Jeremy Jorge

Personal information
- Full name: Jeremy José Jorge Jiménez
- Date of birth: 9 February 2003 (age 23)
- Place of birth: Las Palmas, Spain
- Height: 1.65 m (5 ft 5 in)
- Position: Winger

Team information
- Current team: Rayo Majadahonda (on loan from Tenerife)

Youth career
- 2013–2018: Las Palmas
- 2018–2022: Real Madrid
- 2020–2021: → Castellón (loan)
- 2021–2022: → Albacete (loan)

Senior career*
- Years: Team / Apps / (Gls)
- 2021–2024: Real Madrid B / 0 / (0)
- 2021–2022: → Albacete B (loan) / 10 / (1)
- 2022–2023: RSC Internacional / 28 / (1)
- 2023–2024: → Sanluqueño (loan) / 7 / (0)
- 2024–2025: Getafe B / 35 / (4)
- 2024: Getafe / 1 / (0)
- 2025–: Tenerife / 7 / (0)
- 2026–: → Rayo Majadahonda (loan) / 0 / (0)

= Jeremy Jorge =

Spanish footballer (born 2003)

Jeremy José Jorge Jiménez (born 9 February 2003), sometimes known as just Jeremy, is a Spanish professional footballer who plays mainly as a left winger for CF Rayo Majadahonda, on loan from CD Tenerife.

==Career==
Born in Las Palmas, Canary Islands, Jeremy joined Real Madrid's La Fábrica in May 2018, from hometown side UD Las Palmas. On 8 October 2020, however, he was loaned to the Juvenil A squad of CD Castellón.
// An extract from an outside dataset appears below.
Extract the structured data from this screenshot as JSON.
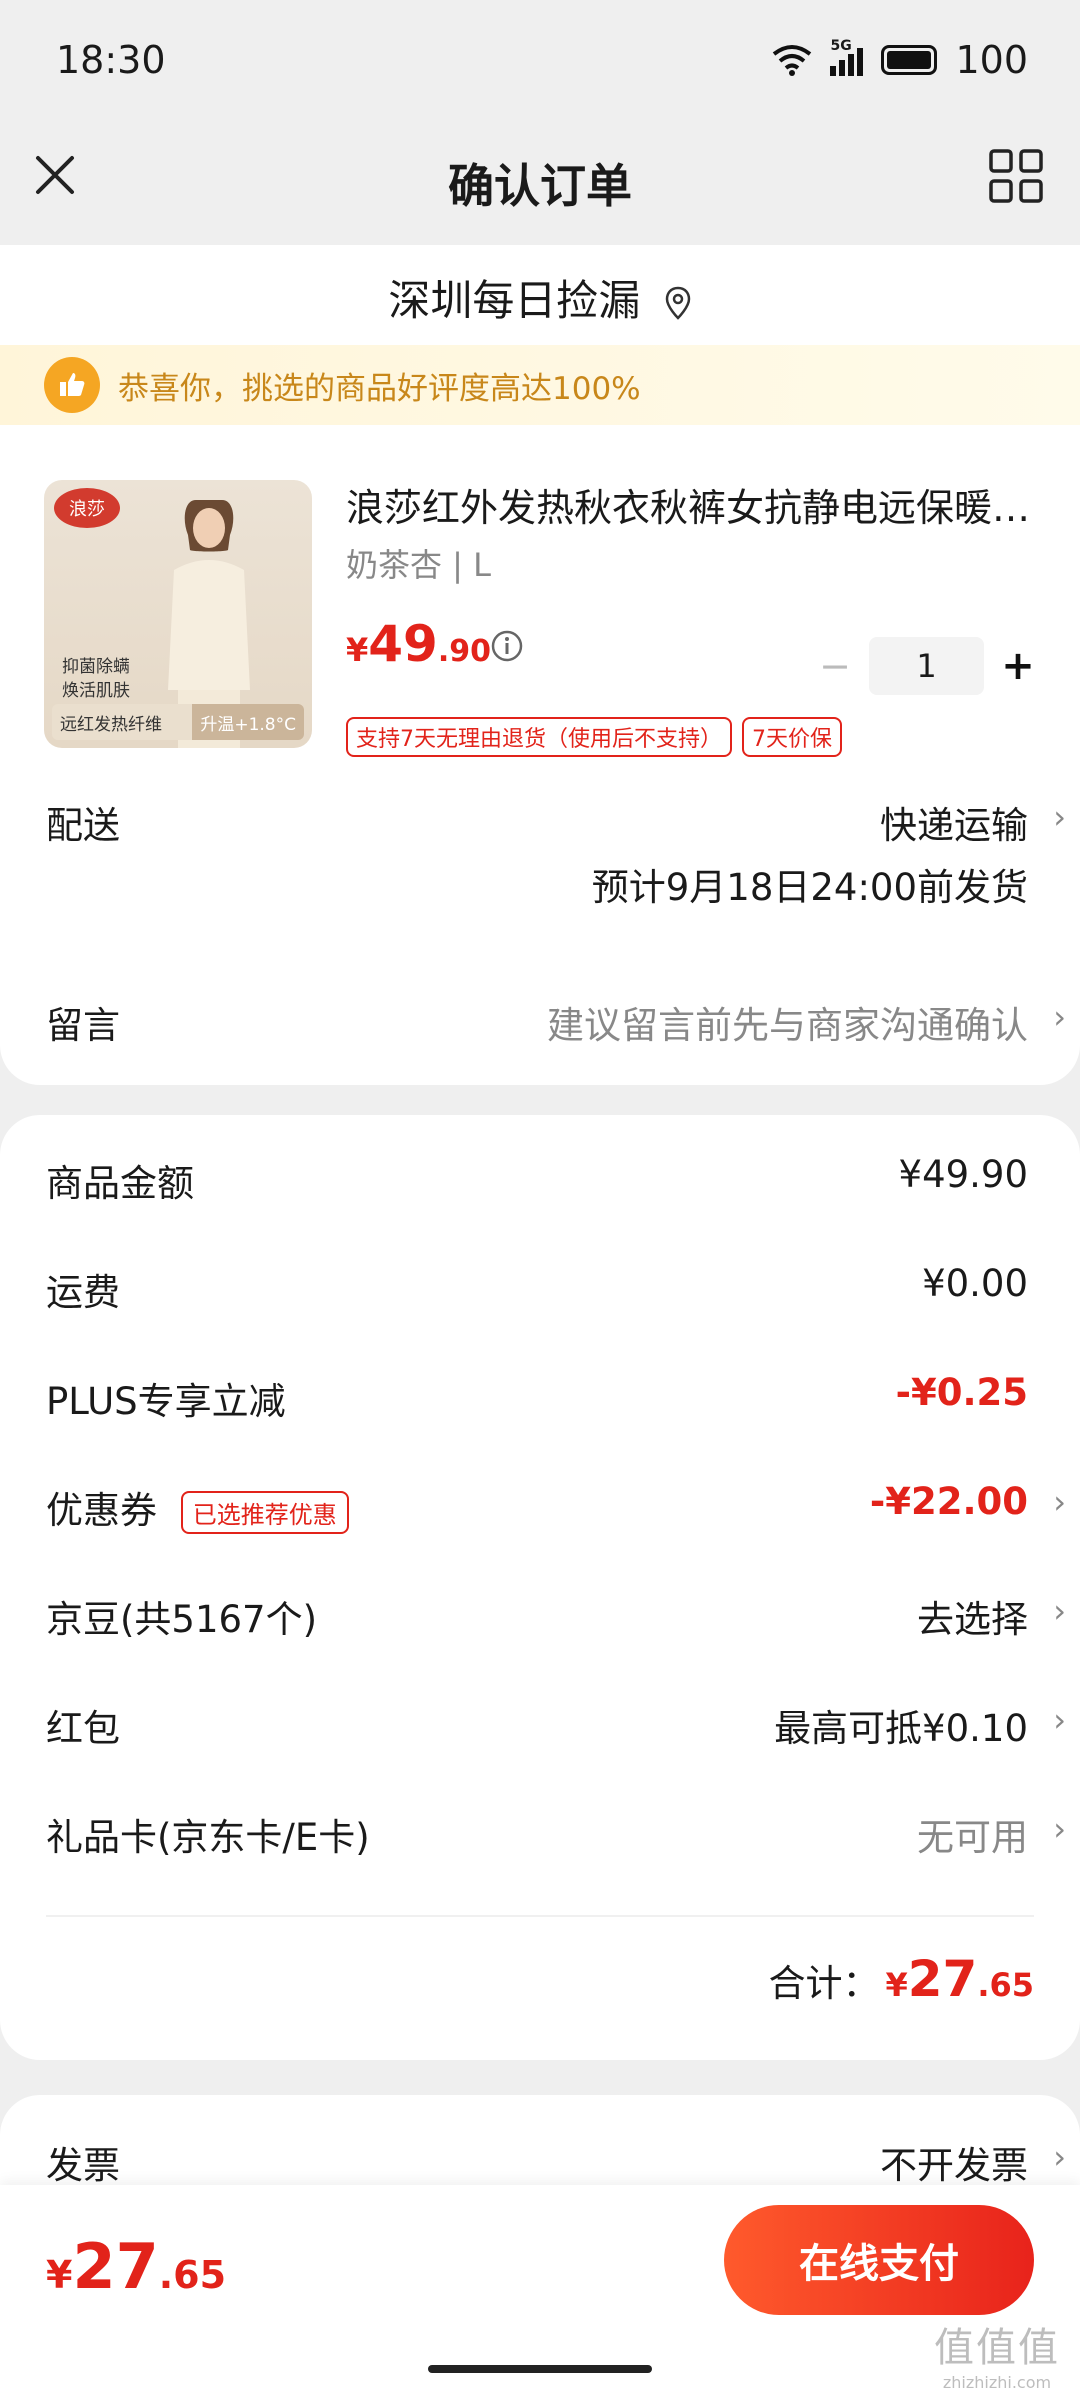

In July 2021, Jeremy moved to Albacete Balompié also in a temporary deal; initially a member of the Juvenil squad, he made his senior debut with the reserves on 4 December, coming on as a second-half substitute in a 1–1 Tercera División RFEF away draw against CD Manchego Ciudad Real. He scored his first senior goal on 1 May 2022, netting the B's fourth in a 4–1 away routing of Villarrubia CF.

Upon returning to Los Blancos in July 2022, Jeremy was assigned to fellow fifth tier RSC Internacional FC as the club was acting as Real Madrid's C-team. On 19 July 2023, he was loaned to Primera Federación side Atlético Sanluqueño CF for the season.

Jeremy left Sanluqueño on 1 February 2024, and subsequently joined Getafe CF, being initially assigned to the B-team in Segunda Federación. He made his first team – and La Liga – debut on 3 May, replacing Jaime Mata late into a 2–0 home loss to Athletic Bilbao.

On 1 July 2025, Jeremy signed a two-year deal with CD Tenerife in the third division. On 14 July of the following year, after being rarely used as the club returned to the second level, he was loaned to CF Rayo Majadahonda for one year.